Growing up, I felt like a normal kid. I played with my two brothers, loved school, and enjoyed sports. The only time I ever felt different was when others pointed it out. I was always just me. When people would point it out it would make me feel uncomfortable.
It took me an exceptionally long time to realize that people just don’t know about differences or how to interact with people with disabilities. That is why I have made an effort to bridge that gap for both adults and children to have these conversations. My book, “Completely Me” is about a little girl who never noticed something was missing until others pointed it out. She stands up for herself and teaches the townspeople an important lesson about self-acceptance.
This is a teaching tool, like many other books about differences for children and young adults. Use the books to guide your discussion. Notice the pictures and the feelings in the stories.
You can guide your child with your questions. How do you think it makes her feel when people are pointing at her? Do you think everyone is special in their own way? She is proud to be different and unique, how are you different and unique?

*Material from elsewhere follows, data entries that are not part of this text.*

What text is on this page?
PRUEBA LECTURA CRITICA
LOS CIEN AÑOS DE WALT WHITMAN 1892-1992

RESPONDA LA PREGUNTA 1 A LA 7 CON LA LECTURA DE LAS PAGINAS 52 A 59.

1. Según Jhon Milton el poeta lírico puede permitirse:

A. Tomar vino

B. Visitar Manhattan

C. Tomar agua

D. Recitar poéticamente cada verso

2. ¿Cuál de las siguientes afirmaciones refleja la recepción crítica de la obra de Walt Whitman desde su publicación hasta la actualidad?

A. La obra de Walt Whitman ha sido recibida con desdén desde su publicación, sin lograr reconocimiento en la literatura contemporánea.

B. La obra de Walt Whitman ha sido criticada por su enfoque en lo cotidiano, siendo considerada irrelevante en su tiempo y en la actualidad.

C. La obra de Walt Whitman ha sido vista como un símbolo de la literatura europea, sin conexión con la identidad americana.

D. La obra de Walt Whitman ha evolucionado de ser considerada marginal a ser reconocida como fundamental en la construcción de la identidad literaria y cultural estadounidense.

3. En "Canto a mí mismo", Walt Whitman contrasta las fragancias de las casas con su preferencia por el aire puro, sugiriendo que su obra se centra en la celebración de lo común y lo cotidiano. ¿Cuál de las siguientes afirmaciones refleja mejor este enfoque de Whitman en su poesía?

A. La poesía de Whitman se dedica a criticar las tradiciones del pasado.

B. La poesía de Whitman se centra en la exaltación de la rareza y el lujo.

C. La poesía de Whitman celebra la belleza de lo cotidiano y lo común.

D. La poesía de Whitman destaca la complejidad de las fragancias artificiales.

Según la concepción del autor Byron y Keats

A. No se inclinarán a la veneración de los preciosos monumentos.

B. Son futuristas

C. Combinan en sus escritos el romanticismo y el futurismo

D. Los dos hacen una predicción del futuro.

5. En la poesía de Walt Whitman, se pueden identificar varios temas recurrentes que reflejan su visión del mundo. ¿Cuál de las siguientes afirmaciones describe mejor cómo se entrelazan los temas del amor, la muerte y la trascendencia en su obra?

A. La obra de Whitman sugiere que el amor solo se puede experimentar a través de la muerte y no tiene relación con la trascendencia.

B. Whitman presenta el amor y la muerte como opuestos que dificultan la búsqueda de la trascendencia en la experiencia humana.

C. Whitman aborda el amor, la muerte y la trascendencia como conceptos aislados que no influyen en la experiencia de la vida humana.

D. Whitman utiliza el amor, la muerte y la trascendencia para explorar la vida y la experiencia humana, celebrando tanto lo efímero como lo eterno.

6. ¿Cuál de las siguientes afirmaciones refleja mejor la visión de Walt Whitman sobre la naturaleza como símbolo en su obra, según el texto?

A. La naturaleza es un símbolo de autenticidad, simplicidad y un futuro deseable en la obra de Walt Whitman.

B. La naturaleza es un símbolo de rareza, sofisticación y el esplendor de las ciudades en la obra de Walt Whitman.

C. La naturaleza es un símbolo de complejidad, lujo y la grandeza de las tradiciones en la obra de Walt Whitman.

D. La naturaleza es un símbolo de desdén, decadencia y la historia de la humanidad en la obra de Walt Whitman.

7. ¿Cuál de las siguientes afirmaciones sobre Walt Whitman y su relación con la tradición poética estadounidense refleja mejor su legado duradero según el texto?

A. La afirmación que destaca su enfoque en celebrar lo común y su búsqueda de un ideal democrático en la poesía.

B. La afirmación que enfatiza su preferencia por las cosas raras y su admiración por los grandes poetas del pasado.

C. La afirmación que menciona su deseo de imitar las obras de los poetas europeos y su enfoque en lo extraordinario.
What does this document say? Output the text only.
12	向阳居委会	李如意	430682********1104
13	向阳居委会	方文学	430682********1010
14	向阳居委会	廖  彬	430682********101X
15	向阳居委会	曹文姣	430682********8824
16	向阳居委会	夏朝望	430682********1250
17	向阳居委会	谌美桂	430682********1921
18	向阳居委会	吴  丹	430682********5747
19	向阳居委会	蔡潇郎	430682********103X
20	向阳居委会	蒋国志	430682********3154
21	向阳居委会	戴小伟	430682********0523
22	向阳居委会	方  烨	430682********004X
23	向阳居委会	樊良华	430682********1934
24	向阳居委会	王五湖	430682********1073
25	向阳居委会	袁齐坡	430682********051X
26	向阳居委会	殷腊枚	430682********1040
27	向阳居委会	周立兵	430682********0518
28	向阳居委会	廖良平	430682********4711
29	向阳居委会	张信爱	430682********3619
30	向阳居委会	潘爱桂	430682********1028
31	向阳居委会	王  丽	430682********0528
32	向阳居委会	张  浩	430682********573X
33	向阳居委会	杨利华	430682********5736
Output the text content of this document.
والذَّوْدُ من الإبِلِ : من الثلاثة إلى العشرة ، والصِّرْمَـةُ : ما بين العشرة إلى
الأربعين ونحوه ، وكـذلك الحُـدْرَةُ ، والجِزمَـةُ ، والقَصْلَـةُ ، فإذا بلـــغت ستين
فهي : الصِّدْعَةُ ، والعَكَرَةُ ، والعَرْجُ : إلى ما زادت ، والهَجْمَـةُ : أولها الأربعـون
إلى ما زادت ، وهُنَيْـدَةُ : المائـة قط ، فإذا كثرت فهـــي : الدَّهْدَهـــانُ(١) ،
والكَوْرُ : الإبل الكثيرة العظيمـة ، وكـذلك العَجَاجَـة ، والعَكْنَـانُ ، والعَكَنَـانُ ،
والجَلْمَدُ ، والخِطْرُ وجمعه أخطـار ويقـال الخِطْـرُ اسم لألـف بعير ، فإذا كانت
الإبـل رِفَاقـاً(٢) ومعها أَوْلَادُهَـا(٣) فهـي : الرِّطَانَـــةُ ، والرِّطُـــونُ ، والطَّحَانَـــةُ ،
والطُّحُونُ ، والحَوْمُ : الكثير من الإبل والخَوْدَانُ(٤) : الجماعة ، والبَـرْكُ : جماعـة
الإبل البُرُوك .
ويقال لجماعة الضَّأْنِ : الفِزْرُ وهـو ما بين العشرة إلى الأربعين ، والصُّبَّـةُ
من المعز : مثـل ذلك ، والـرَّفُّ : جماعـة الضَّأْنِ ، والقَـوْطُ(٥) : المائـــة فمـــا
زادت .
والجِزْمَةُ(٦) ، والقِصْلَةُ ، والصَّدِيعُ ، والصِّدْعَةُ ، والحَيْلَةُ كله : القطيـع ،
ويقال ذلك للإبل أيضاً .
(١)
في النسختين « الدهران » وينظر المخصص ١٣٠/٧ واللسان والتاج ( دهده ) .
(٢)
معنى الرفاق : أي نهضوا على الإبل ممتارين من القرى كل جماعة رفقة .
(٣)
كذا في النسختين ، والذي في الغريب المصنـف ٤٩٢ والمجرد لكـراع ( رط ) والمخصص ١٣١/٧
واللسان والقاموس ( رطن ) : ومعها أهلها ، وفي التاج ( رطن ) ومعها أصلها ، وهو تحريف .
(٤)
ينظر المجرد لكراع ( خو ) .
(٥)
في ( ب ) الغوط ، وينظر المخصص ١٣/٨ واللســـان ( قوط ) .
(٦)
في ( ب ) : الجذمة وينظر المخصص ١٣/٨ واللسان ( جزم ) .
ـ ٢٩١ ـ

If you see someone with a disability, use it as a teachable moment and show your child to be kind. You can always say hi and make a friend! Show them that you speak directly to the individual and not their caregiver. That you treat them with respect and do not touch their support devices. Find commonalities and introduce yourself. In the end, we are all just people. We want to feel accepted for who we are without others imposing the feeling of incompleteness us.
Teach your child to accept themselves and love themselves. If your child has a disability, it is important to be an advocate for them and show them how to be an advocate for themselves. Use the tough situations as opportunities to talk about your disability. Be proud of who you are and do not let anyone treat you as less than.
Talking about differences and disabilities is not as difficult as one may presume. Differences are natural, we are all unique. From the words of Dr. Seuss
“There is no one alive who is younger than you.” Also, the likelihood of someone having a disability at some point in their lives is high. Judy Heumann, the Mother of the Disability Movement, said to Trevor Noah on The Daily Show, “I call you non-disabled because the likelihood of your acquiring a disability, temporarily or permanently, is high.”
Differences should be spoken about and introduced at an early age. You should model and embody this idea of being kind to everyone you meet, regardless of how they look, talk, walk, or move. The next generation of leaders will be watching. Show them that everyone is special in their own ways and try to make the world a little more accepting and accessible for everyone.